Elliott is happy how some things have gone this year but knows there is a lot of work to do.

“It looks like we might be up three-quarters of a horse per race this year, and our daily average handle is up about 8 percent,” Elliott said. “I’m pleased with that. I’m disappointed that the Pennsylvania Derby was not elevated to a Grade 1. Our regular stakes also were a bit of a disappointment. You’d get eight and think you were all right, and then they would scratch down to five or four.”

Elliott knows Parx needs to improve its image with bettors.

“Our brand needs to strengthen,” he said. “It won’t happen overnight, but there are a lot of ways to do it. I think the fall festival was a noble attempt, but it also exposed our flaws. The festival will be back, but it will be tweaked.”

As part of the festival agreement, Parx agreed to make $4.4 million in capital improvements for the horsemen. The paddock was renovated over the summer. Beginning Jan. 4, the track will be closed for training for two weeks while a new safety rail is installed. The outside rail will be replaced in the spring.

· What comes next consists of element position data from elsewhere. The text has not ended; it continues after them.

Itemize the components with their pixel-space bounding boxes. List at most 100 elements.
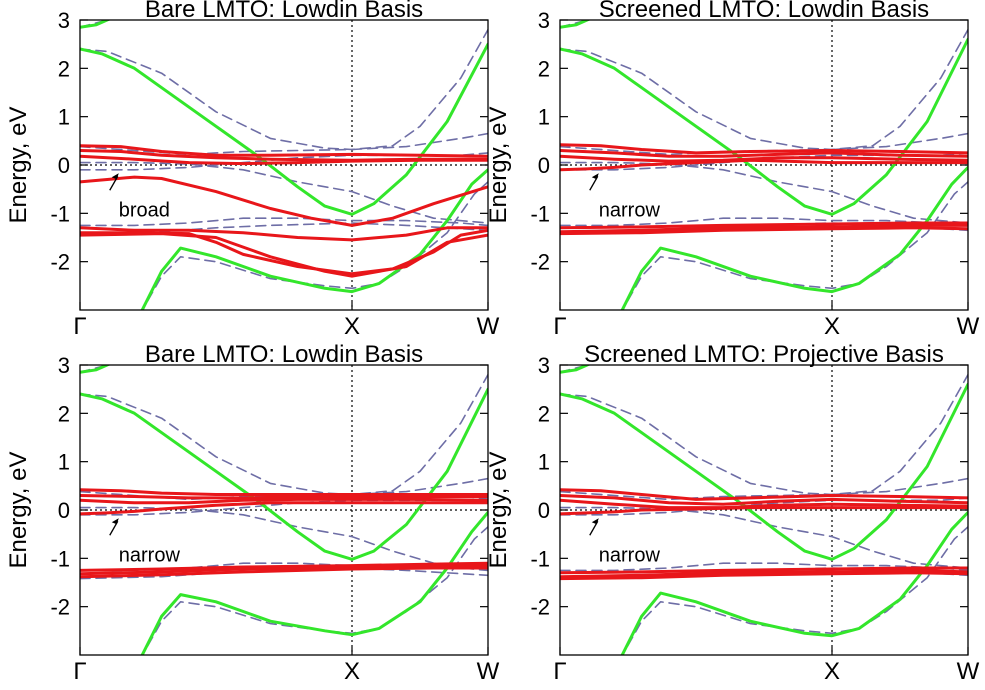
panel-4: Screened LMTO: Projective Basis Energy, e… [485, 341, 980, 685]
red-band-line [560, 226, 968, 236]
panel-1: Bare LMTO: Lowdin Basis Energy, eV -2 -1 0 1 2… [5, 0, 500, 340]
green-band-line [620, 165, 968, 310]
red-band-line [560, 488, 968, 501]
dashed-band-line [80, 132, 488, 156]
green-band-line [140, 510, 488, 655]
plot-area [80, 20, 488, 310]
red-band-line [560, 221, 968, 230]
green-band-line [560, 37, 968, 216]
panel-title: Bare LMTO: Lowdin Basis [145, 341, 423, 368]
y-tick-label: -2 [530, 595, 550, 620]
red-band-line [560, 143, 968, 155]
red-band-line [560, 568, 968, 579]
annotation-arrowhead [111, 173, 119, 180]
y-tick-label: -1 [50, 201, 70, 226]
y-axis-label: Energy, eV [485, 107, 512, 224]
annotation-text: broad [119, 199, 170, 221]
annotation-arrowhead [591, 518, 599, 525]
y-tick-label: 3 [538, 8, 550, 33]
annotation-arrowhead [591, 173, 599, 180]
panel-title: Bare LMTO: Lowdin Basis [145, 0, 423, 23]
y-tick-label: -2 [50, 595, 70, 620]
red-band-line [80, 226, 488, 242]
x-tick-label: Γ [73, 658, 86, 685]
y-tick-label: -1 [530, 201, 550, 226]
y-tick-label: 0 [58, 153, 70, 178]
plot-area [80, 365, 488, 655]
y-axis-label: Energy, eV [485, 452, 512, 569]
panel-3: Bare LMTO: Lowdin Basis Energy, eV -2 -1 0 1 2… [5, 341, 500, 685]
red-band-line [80, 494, 488, 500]
y-tick-label: 0 [58, 498, 70, 523]
panel-title: Screened LMTO: Lowdin Basis [599, 0, 929, 23]
annotation-text: narrow [599, 544, 661, 566]
x-tick-label: X [824, 313, 840, 340]
dashed-band-line [80, 152, 488, 171]
y-tick-label: 3 [538, 353, 550, 378]
y-tick-label: 2 [58, 401, 70, 426]
red-band-line [560, 506, 968, 516]
green-band-line [560, 20, 591, 29]
x-tick-label: Γ [73, 313, 86, 340]
x-tick-label: W [477, 313, 500, 340]
x-tick-label: X [344, 313, 360, 340]
y-tick-label: -2 [50, 250, 70, 275]
dashed-band-line [560, 477, 968, 501]
dashed-band-line [560, 373, 968, 496]
dashed-band-line [141, 526, 488, 655]
green-band-line [80, 20, 111, 29]
annotation-arrowhead [111, 518, 119, 525]
red-band-line [80, 175, 488, 227]
y-tick-label: 1 [58, 450, 70, 475]
y-axis-label: Energy, eV [5, 452, 32, 569]
red-band-line [80, 497, 488, 505]
green-band-line [80, 365, 111, 374]
dashed-band-line [560, 161, 968, 224]
y-tick-label: 1 [58, 105, 70, 130]
dashed-band-line [80, 567, 488, 580]
y-tick-label: 2 [538, 56, 550, 81]
red-band-line [560, 149, 968, 158]
y-tick-label: 1 [538, 450, 550, 475]
y-tick-label: -1 [530, 546, 550, 571]
y-tick-label: 0 [538, 153, 550, 178]
red-band-line [560, 158, 968, 172]
green-band-line [140, 168, 488, 310]
x-tick-label: W [957, 658, 980, 685]
panel-title: Screened LMTO: Projective Basis [584, 341, 944, 368]
y-tick-label: 1 [538, 105, 550, 130]
y-tick-label: 2 [538, 401, 550, 426]
red-band-line [80, 232, 488, 278]
dashed-band-line [80, 161, 488, 224]
x-tick-label: W [957, 313, 980, 340]
y-tick-label: -2 [530, 250, 550, 275]
y-tick-label: 3 [58, 353, 70, 378]
y-axis-label: Energy, eV [5, 107, 32, 224]
dashed-band-line [560, 217, 968, 227]
red-band-line [560, 571, 968, 581]
dashed-band-line [621, 181, 968, 310]
dashed-band-line [80, 373, 488, 496]
red-band-line [80, 488, 488, 496]
green-band-line [620, 510, 968, 655]
y-tick-label: 0 [538, 498, 550, 523]
red-band-line [80, 144, 488, 158]
x-tick-label: Γ [553, 658, 566, 685]
dashed-band-line [80, 506, 488, 569]
y-tick-label: -1 [50, 546, 70, 571]
red-band-line [560, 566, 968, 575]
x-tick-label: X [824, 658, 840, 685]
y-tick-label: 3 [58, 8, 70, 33]
dashed-band-line [621, 526, 968, 655]
green-band-line [560, 382, 968, 561]
x-tick-label: Γ [553, 313, 566, 340]
red-band-line [80, 561, 488, 572]
plot-area [560, 20, 968, 310]
green-band-line [80, 387, 488, 561]
dashed-band-line [560, 562, 968, 572]
red-band-line [560, 494, 968, 506]
y-tick-label: 2 [58, 56, 70, 81]
red-band-line [80, 154, 488, 166]
x-tick-label: X [344, 658, 360, 685]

Elliott played a key role in having shock-wave therapy machines banned from Parx. Shock-wave therapy can have a numbing effect on a horse’s legs.

“I spoke with vets, and the consensus was shock wave is a long-term therapeutic treatment but that it has no place at the racetrack,” Elliott said. “Horses are here to race, and if they need long-term therapy, they probably shouldn’t be here.”

◗ Ramon Preciado is on the verge of winning his second straight Parx training title. Through Tuesday, Preciado was 145 for 452 at Parx, a 32 percent win average. Patricia Farro is second in the standings with 110 wins.

With four cards left in the meet, jockey Frankie Pennington has 119 wins, 14 more than J.D. Acosta. Pennington also led the Parx standings last year and in 2006.

Stan Szczepanski More than 1 year ago
There is something wrong with this track. I went to many tracks ,Parx is a mickey moose track. I can't say mickey mouse . Disney is a first class place.
maherasbay More than 1 year ago
Why are you ignoring their ridiculus takeout rates I seldom bet the track unless I know someone running there
DRFDunleavy More than 1 year ago
Takeout rates are high on some of their wagers for sure. WPS and exactas aren't that bad. Question: Do you play the Laure Park pick five?